К вопросу о смоляной затычке


         Обнаружив черную неблагодарность и бесстыдное надувательство, Лакшин стал рвать на себе волосы и бить себя в грудь: "Сейчас, прочтя сочинение о телёнке, я удивляюсь своей былой наивности..." "Если бы мы знали тогда, что вымолвит теперь в своей книге Солженицын!" Увы, никому не дано точно знать "сейчас", что будет "потом". Не знал этого и дед Щукарь, когда однажды, ещё в молодые годы, возвращаясь из хутора Войскового, за тридцать целковых сторговал у проезжего цыгана кобылку. "Кобылка на вид была круглая, масти мышастой, вислоуха, с бельмом на глазу, но очень расторопна". Чем это кончилось, читатель, конечно, помнит. Не успел Щукарь добраться до хутора Тубянского, как с кобылкой произошло чудо: из пузатой и вроде бы сытой она превратилась в худющую клячу. Оказывается, цыгане, желай продать древнего одра, вставили ему камышину и дули по очереди всем табором до тех пор, пока коняга не обрел соответствующего экстерьера, а потом проворно выдернули камышину, да ловко встроили на её место смоляную тряпку, вот вам и Буцефал!
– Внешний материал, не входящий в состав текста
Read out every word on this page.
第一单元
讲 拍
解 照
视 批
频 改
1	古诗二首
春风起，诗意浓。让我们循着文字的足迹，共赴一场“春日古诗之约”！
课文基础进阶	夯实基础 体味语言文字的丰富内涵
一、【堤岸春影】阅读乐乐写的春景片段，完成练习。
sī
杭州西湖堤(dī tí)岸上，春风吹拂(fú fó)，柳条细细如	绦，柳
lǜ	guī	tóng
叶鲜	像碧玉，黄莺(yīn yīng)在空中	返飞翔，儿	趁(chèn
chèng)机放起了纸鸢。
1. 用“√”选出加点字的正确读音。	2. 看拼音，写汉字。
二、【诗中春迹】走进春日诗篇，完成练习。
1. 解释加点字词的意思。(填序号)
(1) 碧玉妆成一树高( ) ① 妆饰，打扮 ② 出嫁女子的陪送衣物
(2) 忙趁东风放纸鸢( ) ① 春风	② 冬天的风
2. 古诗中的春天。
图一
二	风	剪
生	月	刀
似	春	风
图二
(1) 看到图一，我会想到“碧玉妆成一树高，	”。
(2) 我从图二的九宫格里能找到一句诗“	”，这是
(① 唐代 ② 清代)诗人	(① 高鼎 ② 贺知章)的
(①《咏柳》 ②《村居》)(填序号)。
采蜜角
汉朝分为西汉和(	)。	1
Но прошёл час-другой, тряпка выскочила и... Увидев страшную метаморфозу, ошарашенный Щукарь в ужасе совершил крестное знамение и стал шептать: "Свят, свят, свят!" Разумеется, будь литературным критиком, он смятенные чувства свои выразил бы по-другому, сказал допустим: "Я удивляюсь своей былой наивности". Но какие там слова ни говори, а факт налицо: вислоухой-то была не только кобылка; её покупатель, наш гипотетический критик, тоже оказался в достаточной мере вислоух.
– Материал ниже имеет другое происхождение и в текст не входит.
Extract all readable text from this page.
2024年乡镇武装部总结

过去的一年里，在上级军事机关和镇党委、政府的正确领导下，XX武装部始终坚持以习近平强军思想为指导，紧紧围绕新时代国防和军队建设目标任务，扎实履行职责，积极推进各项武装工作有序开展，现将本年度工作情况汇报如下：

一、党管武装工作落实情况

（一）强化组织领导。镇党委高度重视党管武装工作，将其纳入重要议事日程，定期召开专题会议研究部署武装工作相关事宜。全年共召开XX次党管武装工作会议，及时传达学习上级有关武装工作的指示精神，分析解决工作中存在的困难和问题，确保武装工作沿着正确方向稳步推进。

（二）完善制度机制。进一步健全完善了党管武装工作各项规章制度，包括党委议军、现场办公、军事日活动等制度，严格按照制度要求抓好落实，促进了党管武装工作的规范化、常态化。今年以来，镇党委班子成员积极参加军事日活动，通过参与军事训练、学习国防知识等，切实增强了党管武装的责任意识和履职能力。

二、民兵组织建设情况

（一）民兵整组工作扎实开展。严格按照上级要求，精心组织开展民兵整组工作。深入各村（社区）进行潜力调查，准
         Увы, как и Щукарь, В. Лакшин не заметил когда-то цыганской смоляной затычки. Можно было бы и простить грех молодости, но вот и теперь, уже в "Телёнке", по истечений стольких лет он опять кое-чего не замечает. Пишет, что Солженицын "делает окружение Твардовского сворой изощренных иезуитов и политиканствующих ничтожеств", что в его изображении "это галерея монстров - прихлебателей, сов, подхалимов, карьеристов". Да, автор книги рисует именно такую мрачноватую картину, но критик почему-то тут же заявляет: "Меня Солженицын пощадил и не припечатал в "Телёнке" каким-нибудь словом-кличкой". Это явное недоразумение, совершенно очевидный просмотр тонкого критика. Сказано же, например, там: "полдюжины редакционных новомирских лбов". Дюжина, как известно даже тем, кто не писал книг об Островском, это двенадцать, полдюжины - шесть. Значит, писатель имел в виду шесть работников редакции. Защищая и оправдывая их, критик назовет имена: 1) А.И.К., 2) Е.Н.Г., 3) Б.Г.З., 4) И.Е.С., 5) А.Г.Д. (Все эти имена - поразительно для человека, воспитанного на Толстом, Островском и Чехове! - В. Лакшин приводит целиком и с научной обстоятельностью доказывает, что, допустим, А.И.К. вовсе не иезуит, Е.Н.Г. отнюдь не ничтожество, Б.Г.З. совсем не подхалим, И.Е.С. никак не прихлебатель и т.д. - В.Б). Только пять. Кто же шестой? Да вы, Владимир Яковлевич, по его исчислению шестой "лоб" и есть! Кому же ещё-то быть? Не шоферу же редакционному.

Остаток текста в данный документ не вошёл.